As lawmakers begin the unenviable task of solving Minnesota’s nearly $5 billion budget deficit, we are already hearing panicked cries from special interests who believe the sky will fall if their program receives a funding freeze or a funding reduction.
It’s really a fishbowl mentality. For many of these folks, the world begins and ends with the taxpayer-funded program in which they have a vested interest - everything else be damned.
Its times like this when I believe everyone in state government could take some real world advice from the area where a poor economy is being felt the most - the private sector.
Not long ago, I talked with a Chief Marketing Officer for a privately held company in Eagan. She understands that Minnesota needs to cut spending, not just stop increasing, because her business faces a similar financial quandary.
The company has been around since 1982, and has been highly successful in recent years. As profits continued to climb, so did salaries. In 2009 profits fell, and the goal of this company was to protect jobs as many as possible.

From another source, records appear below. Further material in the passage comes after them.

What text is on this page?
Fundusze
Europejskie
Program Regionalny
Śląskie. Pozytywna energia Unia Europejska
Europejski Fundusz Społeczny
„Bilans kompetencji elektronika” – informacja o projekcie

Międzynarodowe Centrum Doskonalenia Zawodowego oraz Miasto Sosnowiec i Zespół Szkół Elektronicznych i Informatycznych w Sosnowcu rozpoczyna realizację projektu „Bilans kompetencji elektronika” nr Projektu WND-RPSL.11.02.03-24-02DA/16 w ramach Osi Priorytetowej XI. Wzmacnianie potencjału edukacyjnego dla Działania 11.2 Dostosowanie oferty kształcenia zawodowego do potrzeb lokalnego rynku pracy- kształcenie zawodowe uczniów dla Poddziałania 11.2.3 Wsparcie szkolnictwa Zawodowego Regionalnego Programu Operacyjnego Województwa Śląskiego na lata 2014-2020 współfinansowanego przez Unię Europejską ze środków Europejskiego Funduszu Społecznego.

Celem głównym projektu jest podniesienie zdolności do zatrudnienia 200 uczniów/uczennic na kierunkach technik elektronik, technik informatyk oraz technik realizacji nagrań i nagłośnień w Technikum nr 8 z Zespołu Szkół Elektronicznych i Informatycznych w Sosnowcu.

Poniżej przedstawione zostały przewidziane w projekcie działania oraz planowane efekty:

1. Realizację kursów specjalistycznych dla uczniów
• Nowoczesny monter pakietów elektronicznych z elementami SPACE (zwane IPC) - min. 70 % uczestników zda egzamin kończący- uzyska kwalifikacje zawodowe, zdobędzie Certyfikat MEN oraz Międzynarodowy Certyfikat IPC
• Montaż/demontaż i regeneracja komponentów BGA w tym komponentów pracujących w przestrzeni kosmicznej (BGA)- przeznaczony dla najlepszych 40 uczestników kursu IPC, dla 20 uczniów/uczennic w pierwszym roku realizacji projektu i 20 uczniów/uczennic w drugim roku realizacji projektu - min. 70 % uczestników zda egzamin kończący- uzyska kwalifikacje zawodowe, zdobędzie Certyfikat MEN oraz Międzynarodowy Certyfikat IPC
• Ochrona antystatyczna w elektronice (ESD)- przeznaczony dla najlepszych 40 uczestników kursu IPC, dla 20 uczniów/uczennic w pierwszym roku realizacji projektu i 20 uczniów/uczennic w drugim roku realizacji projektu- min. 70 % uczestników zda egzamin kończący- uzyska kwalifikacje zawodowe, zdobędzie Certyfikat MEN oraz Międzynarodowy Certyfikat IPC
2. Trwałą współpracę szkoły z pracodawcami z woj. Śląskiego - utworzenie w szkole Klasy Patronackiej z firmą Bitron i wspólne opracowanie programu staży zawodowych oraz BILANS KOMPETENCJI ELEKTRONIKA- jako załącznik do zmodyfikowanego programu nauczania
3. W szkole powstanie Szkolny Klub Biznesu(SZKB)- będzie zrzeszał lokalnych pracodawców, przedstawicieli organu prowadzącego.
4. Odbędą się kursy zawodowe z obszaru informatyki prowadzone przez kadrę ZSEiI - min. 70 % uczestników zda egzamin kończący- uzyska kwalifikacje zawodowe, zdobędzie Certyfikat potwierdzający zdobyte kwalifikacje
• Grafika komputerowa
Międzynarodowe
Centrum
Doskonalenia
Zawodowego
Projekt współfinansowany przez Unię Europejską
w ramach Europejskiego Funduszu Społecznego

It made this happen by reducing salaries. The CEO started by taking a 35 percent wage cut, and his management team was slashed 25 percent. The company also implemented a tiered salary reduction plan for its employees making between $60,000 and more than $100,000 a year. Those cuts ranged from five to twenty percent.
In addition, no one will receive bonuses or profit sharing, and everyone will take seven days of unpaid vacation, in addition to the salary cuts. To date, no one has lost their jobs.
This is what responsible private sector businesses are doing to make it through these unprecedented times.
And it’s the same roadmap state lawmakers should follow as we try and solve our budget shortfall.
Your state government spends too much money. This fact cannot be argued. Our spending far outpaces our revenue collections.
In February 2007, state economists began to warn lawmakers that revenue projections for the 2010-11 biennium were beginning to look grim. No matter. The Democrat leadership in the legislature blew through a $2 billion surplus and spent it into a $1 billion deficit. State economists continued to wave big red flags towards the 2010-11 biennium, noting the numbers were getting uglier with each forecast. Again, leadership did not address the problem.
Now we face the worst financial crisis in the history of the state.
Let’s face it; many elements of state government resemble those of business. It employs people. It collects money. It provides services.
It’s time for state government to act with the same discipline required of a business. Times are tough, and we need to live within our means. That means making substantial cuts in our state budget.
As one Chief Marketing Officer said, "A freeze is not equal to a cut.” Companies can’t freeze their level of funding during poor economic times, and neither should most programs within state government.